Movie News: Historical Drama Partially Set on Bowdoin Campus
By Tom Porter
The plot centers on two music students, played in the movie by Paul Mescal and Josh O’Connor, who fall in love. They spend a summer roaming the Maine woods while collecting folks songs recorded on wax cylinders—the earliest technology for recording sound.
Decades later, the cylinders are discovered in the basement of a house in Brunswick, stirring old memories and longings.

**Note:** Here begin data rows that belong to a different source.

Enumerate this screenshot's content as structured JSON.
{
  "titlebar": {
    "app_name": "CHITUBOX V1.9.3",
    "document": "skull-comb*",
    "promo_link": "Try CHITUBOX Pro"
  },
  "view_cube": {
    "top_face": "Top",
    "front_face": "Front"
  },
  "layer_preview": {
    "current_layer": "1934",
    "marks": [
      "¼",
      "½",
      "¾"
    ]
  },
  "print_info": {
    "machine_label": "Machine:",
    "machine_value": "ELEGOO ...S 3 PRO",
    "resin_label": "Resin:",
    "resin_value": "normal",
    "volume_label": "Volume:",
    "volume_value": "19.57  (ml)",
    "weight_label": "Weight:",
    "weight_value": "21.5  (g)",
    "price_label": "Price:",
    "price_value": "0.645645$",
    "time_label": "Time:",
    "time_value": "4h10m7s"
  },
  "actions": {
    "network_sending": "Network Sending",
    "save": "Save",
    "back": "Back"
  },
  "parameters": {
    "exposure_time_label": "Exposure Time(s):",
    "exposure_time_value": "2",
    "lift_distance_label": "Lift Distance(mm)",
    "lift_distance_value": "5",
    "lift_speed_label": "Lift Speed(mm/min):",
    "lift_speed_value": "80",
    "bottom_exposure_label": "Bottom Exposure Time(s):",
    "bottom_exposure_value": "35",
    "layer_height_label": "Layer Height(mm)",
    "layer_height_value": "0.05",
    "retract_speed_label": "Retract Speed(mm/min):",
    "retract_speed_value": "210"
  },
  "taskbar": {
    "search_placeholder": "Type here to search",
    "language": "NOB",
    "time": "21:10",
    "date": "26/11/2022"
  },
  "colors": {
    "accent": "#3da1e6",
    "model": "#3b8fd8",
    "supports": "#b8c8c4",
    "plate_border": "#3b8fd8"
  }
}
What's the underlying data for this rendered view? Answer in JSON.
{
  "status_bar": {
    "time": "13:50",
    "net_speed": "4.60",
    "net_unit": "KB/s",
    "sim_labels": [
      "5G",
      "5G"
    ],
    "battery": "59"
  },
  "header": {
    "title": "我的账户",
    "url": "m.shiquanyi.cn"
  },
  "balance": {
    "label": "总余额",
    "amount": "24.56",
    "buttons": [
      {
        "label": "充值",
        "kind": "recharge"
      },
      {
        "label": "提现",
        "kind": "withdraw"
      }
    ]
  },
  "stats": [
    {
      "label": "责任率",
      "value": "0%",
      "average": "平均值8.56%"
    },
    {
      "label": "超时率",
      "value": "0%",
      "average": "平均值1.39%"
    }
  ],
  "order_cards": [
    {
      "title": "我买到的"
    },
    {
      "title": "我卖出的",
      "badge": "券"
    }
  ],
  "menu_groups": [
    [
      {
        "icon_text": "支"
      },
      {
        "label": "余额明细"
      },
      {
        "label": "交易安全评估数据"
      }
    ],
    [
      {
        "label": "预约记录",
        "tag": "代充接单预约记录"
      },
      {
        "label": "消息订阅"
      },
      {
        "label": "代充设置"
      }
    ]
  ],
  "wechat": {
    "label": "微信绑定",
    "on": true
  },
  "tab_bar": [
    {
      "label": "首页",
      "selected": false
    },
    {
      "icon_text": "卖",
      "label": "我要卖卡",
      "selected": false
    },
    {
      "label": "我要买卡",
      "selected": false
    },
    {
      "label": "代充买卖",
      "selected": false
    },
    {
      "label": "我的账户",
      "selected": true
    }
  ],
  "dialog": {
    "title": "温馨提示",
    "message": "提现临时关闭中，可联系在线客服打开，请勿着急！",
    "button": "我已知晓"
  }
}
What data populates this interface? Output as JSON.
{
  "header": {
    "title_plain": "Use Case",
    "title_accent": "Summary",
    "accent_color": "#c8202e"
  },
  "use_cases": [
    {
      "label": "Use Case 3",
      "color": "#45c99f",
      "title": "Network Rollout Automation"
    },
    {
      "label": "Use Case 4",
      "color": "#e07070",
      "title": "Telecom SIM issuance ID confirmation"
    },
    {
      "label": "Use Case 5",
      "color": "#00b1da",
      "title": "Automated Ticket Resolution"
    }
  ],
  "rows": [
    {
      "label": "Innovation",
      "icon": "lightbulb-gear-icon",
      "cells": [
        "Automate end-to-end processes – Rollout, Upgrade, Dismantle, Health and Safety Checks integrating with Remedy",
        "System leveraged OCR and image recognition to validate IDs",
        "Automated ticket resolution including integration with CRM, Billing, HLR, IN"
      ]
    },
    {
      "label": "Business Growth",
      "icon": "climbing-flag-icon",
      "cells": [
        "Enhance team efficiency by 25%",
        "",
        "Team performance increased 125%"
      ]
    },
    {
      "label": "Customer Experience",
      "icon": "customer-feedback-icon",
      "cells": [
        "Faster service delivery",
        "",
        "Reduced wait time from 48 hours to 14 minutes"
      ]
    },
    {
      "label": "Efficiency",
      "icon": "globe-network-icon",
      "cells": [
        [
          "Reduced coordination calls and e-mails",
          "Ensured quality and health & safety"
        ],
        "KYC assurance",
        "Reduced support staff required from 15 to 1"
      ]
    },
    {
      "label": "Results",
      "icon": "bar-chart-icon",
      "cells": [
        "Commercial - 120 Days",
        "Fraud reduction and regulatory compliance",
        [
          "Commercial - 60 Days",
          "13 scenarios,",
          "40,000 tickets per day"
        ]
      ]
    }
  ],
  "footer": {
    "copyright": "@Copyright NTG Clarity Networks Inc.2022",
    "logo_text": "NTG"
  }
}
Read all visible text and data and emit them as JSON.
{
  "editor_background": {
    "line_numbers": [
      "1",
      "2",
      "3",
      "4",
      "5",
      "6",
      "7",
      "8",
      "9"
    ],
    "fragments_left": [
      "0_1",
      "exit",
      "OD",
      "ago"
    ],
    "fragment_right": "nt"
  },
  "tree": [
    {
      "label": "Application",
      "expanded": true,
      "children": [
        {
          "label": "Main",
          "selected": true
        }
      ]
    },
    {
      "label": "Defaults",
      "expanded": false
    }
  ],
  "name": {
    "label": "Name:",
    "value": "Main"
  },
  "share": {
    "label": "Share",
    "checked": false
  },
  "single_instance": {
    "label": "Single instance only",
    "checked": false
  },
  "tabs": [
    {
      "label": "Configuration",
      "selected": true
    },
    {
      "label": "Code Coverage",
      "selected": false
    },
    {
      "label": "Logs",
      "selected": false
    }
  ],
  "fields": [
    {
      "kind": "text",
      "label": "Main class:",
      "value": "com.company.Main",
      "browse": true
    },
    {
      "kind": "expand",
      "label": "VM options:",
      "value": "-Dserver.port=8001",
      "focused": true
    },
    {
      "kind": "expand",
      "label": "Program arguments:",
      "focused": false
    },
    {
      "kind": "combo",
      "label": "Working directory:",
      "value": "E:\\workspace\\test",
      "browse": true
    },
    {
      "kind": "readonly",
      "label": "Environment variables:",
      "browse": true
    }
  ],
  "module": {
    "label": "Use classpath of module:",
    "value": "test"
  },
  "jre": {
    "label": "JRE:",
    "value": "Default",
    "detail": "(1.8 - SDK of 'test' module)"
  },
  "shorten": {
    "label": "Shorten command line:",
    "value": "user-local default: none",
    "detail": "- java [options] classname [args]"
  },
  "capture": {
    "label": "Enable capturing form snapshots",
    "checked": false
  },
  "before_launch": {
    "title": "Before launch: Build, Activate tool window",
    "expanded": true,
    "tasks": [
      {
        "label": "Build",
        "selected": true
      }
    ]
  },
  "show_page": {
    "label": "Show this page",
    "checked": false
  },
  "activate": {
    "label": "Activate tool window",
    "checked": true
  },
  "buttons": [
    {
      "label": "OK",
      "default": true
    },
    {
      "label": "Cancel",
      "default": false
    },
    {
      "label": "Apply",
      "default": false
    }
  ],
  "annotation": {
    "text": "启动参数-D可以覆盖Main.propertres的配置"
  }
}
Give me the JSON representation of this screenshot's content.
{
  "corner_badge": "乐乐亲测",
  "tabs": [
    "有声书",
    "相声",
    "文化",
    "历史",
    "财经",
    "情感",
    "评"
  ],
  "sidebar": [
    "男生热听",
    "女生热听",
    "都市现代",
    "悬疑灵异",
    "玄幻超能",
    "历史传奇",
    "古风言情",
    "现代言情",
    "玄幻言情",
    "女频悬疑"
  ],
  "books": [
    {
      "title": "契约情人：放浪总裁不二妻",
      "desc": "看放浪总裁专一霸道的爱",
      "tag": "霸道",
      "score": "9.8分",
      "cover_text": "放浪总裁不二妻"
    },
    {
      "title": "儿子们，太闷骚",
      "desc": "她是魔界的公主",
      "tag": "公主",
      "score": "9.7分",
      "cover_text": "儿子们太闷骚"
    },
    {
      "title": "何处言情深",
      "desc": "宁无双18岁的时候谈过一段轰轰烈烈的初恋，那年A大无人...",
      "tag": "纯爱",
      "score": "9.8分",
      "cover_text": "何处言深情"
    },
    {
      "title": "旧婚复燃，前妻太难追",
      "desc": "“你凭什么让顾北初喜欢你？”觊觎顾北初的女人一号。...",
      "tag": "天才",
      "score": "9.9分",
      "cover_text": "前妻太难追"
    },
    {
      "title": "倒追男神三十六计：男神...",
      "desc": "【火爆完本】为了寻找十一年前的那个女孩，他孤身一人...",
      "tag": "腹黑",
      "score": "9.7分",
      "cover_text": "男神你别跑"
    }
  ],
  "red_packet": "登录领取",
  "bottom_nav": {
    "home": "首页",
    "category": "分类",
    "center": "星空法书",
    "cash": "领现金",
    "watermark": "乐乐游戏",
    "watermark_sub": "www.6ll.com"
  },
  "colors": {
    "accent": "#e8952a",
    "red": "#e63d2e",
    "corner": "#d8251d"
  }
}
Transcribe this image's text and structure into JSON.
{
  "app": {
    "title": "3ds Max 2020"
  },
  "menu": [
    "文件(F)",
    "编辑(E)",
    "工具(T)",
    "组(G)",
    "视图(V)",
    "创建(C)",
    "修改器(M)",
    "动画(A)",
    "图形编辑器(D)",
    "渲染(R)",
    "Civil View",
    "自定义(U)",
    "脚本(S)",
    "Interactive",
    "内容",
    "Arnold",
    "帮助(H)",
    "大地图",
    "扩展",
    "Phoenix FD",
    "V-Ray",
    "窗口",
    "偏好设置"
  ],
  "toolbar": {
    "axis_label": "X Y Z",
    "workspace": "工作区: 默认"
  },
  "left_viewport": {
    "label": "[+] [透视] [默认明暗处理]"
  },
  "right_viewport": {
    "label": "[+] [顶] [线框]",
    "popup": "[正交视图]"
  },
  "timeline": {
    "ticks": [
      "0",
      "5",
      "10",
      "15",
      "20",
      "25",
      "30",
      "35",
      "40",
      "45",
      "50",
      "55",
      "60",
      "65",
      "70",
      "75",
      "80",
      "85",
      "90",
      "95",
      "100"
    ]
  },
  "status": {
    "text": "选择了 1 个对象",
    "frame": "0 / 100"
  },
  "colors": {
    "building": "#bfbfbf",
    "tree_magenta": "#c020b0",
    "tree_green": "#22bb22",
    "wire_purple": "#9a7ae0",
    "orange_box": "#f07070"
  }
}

In an interview with the Portland Press Herald, Shattuck spoke of his decision to set the story in Maine and his close ties to the state. “I’m a very New England writer, and the landscape is always kind of a character in my writing,” he said. “When you drive from Massachusetts and you drive north to Maine, there’s always that moment when the windows are rolled down and you can smell the forest.”
Before becoming a full-time writer, Shattuck studied Arctic terns as an ornithological field assistant on a Maine island, completed an artists’ residency in Winter Harbor, and made visits to an uncle in Damariscotta. He also plays the banjo and has fond memories of playing folk music with Maine musicians.
As he created the story, Shattuck said he wanted to find a place with a rich history of music that was also distant enough that it would warrant music collectors going and collecting folk song. “And I know there are a lot of phonograph wax cylinder folk songs from Maine.”
As for his decision to set part of the story at Bowdoin College, Shattuck said the place left a lasting impression on him after he toured the campus as a high school student. “It always seemed like a really fun liberal arts college to go to… I don’t know, maybe I could teach there or something, for a semester.”
The History of Sound is scheduled to be released in theaters throughout the US on September 12, 2025.